CH: Consumer Price Index

Fri Mar 06 02:15:00 CST 2015

Consensus Actual Previous
M/M % change -0.1% -0.3% -0.4%
Y/Y % change -0.6% -0.8% -0.5%

Consumer prices were very soft in February. A sharper than expected 0.3 percent monthly drop was the third fall in a row and reduced the annual inflation rate from minus 0.5 percent to minus 0.8 percent, its lowest mark since May 2012.

Service sector prices were unchanged at their January level but goods charges were down some 0.7 percent as non-durables declined 0.9 percent and both semi-durables and durables decreased 0.4 percent. Petrol costs were off a further 3.3 and alone accounted for more than a third of the headline decline. However, prices were generally weak and the core index, which excludes fresh produce and energy, dipped 0.1 percent from the start of the year, enough to see its yearly rate slide from 0.4 percent to zero.

In line with the other major price measures the CPI continues to adjust to the slump in oil costs. However, for Switzerland this effect has been compounded by the jump in the value of the local currency and the SNB has to be more alert than most to the risks of second round effects. Fortunately for the central bank the CHF appears to be finding its new equilibrium level well below its mid-January high. Nonetheless, at presently about EUR/CHF1.07 the unit is still around 12 percent stronger than before the SNB abandoned its former FX policy so downside potential to upcoming data inflation data remains very real.

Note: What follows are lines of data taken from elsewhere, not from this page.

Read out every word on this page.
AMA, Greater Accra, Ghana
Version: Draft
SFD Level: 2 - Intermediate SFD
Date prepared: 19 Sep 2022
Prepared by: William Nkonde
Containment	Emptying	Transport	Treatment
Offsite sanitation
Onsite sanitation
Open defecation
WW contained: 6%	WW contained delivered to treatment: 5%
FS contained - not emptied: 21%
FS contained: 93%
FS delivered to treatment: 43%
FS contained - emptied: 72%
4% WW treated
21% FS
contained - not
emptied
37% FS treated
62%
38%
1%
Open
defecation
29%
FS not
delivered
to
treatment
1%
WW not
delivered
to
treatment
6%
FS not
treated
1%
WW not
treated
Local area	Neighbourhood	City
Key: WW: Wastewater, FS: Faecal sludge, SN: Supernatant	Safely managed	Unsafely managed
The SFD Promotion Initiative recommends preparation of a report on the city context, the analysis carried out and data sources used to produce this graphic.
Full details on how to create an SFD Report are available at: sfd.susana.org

The consumer price index measures the price of a basket of goods (commodities and services) which is assumed to represent the average consumption habits of private households. The consumer price index is thus a yardstick for the cost development of the goods consumed (price level). Although not a member of the Eurozone, a harmonized index of consumer prices (HICP), measured according to Eurostat's procedures is also published alongside the CPI.

The price level is the weighted average of various output prices in the economy. The price level measures the price of a defined basket of goods which is a cross-section of the goods produced or consumed in an economy (commodities and services). A stable price level does not necessarily imply stable unit prices: price rises for individual goods may be compensated by price reductions for other goods so that overall the price level remains constant. A rise in the price level implies a decline in the purchasing power of money: on average, a monetary unit will buy a smaller number of commodity units. Consequently, the price level and monetary value always exhibit opposite development.

The consumer price index is the most widely followed indicator of inflation. An investor who understands how inflation influences the markets will benefit over those investors that do not understand the impact. Inflation is an increase in the overall prices of goods and services. The relationship between inflation and interest rates is the key to understanding how indicators such as the CPI influence the markets- and your investments. Inflation (along with various risks) basically explains how interest rates are set on everything from loans to notes and bonds. As the rate of inflation changes and as expectations on inflation change, the markets adjust interest rates. The effect ripples across stocks, bonds, commodities, and your portfolio, often in a dramatic fashion. By tracking inflation, whether high or low, rising or falling, investors can anticipate how different types of investments will perform. Over the long run, the bond market will rally (fall) when increases in the CPI are small (large). The equity market rallies with the bond market because low inflation promises low interest rates and is good for profits.